Fuera de las posverdades de las redes, que vuelven conspiranoicos a cautos e incautos, el país ha hecho lo posible para “elevar el debate”: los escuderos del Gobierno, mitad atrincherados, mitad encandilados, detestan a los medios como a los villanos de una fábula, pero lo cierto es que el periodismo serio ha logrado la proeza de no regodearse en el escándalo de la campaña, el escándalo del hijo del presidente, el escándalo de la niñera, el escándalo de Benedetti, el escándalo de RTVC, el escándalo de la UNGDR y el escándalo de la inteligencia estalinista –y regodearse sería justo porque los hechos, hechos son–, sino que ha querido verificar, sin perder la cordura, si la presidencia está cumpliendo las promesas de la paz, de la reconciliación, de la igualdad de género, de la justicia social que defendieron tantos mártires de esta historia.
Resulta difícil “elevar el debate” si se niega la realidad. Y semejante reticencia a la responsabilidad política, entonces, hace creer que el lío de fondo es la corrupción de cada día.
¿Y si para “elevar el debate” no solo se requiere reconocer la torcedura que revelan los noticieros sino la cercanía con los torcidos?

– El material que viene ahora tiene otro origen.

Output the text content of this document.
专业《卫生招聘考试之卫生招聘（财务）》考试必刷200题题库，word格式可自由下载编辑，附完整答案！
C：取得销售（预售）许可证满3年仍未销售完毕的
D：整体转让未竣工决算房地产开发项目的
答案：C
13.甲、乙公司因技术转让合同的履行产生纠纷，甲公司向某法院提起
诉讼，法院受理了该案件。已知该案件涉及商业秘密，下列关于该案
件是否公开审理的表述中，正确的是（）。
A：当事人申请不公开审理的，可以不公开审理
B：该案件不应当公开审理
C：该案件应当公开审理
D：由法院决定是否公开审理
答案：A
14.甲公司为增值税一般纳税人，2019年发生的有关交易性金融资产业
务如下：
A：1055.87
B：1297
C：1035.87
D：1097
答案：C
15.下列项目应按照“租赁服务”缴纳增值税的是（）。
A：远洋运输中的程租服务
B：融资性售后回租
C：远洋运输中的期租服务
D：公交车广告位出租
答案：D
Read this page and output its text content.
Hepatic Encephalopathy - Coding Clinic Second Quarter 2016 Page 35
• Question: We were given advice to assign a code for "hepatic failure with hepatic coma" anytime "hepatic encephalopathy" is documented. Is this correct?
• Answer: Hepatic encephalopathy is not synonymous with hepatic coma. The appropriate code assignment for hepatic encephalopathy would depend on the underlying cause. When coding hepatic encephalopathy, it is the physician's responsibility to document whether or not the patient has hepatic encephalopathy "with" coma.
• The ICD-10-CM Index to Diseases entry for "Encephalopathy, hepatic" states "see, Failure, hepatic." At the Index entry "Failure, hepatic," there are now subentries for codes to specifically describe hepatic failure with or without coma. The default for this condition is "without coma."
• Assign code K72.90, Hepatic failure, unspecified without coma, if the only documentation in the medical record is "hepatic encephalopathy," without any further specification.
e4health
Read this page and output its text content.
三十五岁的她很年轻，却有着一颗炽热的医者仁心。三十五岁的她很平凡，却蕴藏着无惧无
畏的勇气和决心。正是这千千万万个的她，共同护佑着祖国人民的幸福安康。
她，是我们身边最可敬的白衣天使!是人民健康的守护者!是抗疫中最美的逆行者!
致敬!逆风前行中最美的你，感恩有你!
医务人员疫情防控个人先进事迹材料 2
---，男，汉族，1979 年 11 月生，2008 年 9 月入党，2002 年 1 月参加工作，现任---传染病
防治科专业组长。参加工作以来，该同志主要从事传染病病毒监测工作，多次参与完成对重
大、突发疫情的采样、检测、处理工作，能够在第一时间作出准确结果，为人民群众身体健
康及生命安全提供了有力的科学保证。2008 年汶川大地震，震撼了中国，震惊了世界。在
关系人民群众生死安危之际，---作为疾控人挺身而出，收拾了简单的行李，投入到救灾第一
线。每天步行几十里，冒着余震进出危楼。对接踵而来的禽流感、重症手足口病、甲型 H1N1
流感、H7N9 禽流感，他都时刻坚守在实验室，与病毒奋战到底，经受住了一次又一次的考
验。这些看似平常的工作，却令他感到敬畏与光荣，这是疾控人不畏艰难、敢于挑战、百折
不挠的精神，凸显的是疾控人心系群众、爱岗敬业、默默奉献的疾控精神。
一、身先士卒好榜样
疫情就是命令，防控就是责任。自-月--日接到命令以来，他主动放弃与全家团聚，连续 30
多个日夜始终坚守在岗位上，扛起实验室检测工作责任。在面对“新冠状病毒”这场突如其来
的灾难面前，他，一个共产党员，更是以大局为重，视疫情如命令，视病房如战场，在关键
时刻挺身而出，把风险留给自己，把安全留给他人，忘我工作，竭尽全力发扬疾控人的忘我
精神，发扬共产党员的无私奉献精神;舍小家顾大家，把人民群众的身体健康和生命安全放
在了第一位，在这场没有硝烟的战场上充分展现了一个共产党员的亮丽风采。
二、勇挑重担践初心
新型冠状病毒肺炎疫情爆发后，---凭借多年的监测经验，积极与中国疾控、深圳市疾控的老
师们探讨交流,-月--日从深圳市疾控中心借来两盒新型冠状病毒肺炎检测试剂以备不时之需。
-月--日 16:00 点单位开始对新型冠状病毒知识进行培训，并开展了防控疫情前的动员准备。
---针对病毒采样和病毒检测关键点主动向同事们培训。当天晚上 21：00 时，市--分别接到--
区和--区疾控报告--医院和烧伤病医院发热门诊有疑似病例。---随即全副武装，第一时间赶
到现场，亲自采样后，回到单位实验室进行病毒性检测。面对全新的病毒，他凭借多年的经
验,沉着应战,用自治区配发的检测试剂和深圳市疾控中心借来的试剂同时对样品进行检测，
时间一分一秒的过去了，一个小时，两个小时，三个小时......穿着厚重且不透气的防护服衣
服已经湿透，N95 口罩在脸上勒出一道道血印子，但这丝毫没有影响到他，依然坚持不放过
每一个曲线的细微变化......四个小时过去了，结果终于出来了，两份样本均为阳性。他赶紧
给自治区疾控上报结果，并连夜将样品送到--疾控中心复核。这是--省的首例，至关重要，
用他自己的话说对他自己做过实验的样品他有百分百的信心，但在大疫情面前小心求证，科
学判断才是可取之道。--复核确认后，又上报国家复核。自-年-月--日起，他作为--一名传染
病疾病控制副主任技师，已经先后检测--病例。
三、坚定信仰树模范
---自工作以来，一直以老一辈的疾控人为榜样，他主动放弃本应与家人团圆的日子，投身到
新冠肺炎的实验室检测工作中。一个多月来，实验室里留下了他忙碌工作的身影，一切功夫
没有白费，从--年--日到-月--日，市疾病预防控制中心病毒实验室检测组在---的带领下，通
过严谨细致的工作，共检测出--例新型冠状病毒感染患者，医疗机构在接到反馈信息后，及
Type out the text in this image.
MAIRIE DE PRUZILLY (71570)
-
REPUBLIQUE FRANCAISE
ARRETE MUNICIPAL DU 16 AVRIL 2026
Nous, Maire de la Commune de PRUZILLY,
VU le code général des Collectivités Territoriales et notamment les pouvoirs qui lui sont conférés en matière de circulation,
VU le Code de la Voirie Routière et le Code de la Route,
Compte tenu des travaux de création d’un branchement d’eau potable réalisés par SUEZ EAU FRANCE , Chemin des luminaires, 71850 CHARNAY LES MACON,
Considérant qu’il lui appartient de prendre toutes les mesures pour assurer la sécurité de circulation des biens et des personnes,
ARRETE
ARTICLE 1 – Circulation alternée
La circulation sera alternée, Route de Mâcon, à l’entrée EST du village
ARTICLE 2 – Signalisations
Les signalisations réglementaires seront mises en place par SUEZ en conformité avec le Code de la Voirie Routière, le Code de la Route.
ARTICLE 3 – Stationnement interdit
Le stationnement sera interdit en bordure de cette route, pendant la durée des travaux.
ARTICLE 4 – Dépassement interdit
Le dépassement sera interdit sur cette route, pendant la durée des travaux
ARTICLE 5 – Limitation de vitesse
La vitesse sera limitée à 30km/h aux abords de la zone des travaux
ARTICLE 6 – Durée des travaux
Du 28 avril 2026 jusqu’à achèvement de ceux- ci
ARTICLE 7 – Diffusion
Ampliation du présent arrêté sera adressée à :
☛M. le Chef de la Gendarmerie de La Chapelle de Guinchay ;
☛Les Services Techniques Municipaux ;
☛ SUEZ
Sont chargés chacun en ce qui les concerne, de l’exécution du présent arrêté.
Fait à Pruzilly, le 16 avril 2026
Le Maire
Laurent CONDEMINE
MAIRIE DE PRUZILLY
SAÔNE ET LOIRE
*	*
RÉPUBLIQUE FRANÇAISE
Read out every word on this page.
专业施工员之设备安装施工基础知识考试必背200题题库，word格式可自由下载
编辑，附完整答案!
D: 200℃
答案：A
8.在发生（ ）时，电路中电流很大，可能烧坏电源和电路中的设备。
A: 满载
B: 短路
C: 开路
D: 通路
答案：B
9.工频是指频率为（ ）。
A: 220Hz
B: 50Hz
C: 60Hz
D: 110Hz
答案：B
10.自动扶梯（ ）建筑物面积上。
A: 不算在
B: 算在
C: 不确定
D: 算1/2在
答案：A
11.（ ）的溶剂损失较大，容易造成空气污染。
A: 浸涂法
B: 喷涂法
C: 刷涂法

¿Y si aceptamos que el poder sigue siendo una práctica que traiciona la teoría?: ¿una pequeña tiranía que parte de la democracia?
¿Qué pasa por la cabeza de estos ciudadanos descreídos –los corruptos– que se meten por la ventana a las entidades del Estado? La psicología y la neurobiología los retrata como narcisos que se dejan llevar por la adrenalina que produce el riesgo. Pescan en el río revuelto de Colombia. Piensan que nadie los ve entre la zozobra, entre la guerra que sigue y sigue más. Creen que en un mundo corrupto, solo el corrupto sabe vivir. Se ríen de aquella Ola Verde, la de Antanas Mockus, que se negó a resignarse a las corrupciones: “Los recursos públicos son sagrados”. Se justifican con las manos en la masa. Duermen en paz porque los políticos los necesitan. Y tarde o temprano son echados del turbio redil con sentencias insolentes: “Son un par de infiltrados”, se dice de ellos.
Y su caída sirve para sacarse de adentro la frase “no cuenten conmigo para negar los hechos”.
Y para entender, con Mockus, que el cambio no debería ser de discursos, sino de conciencias.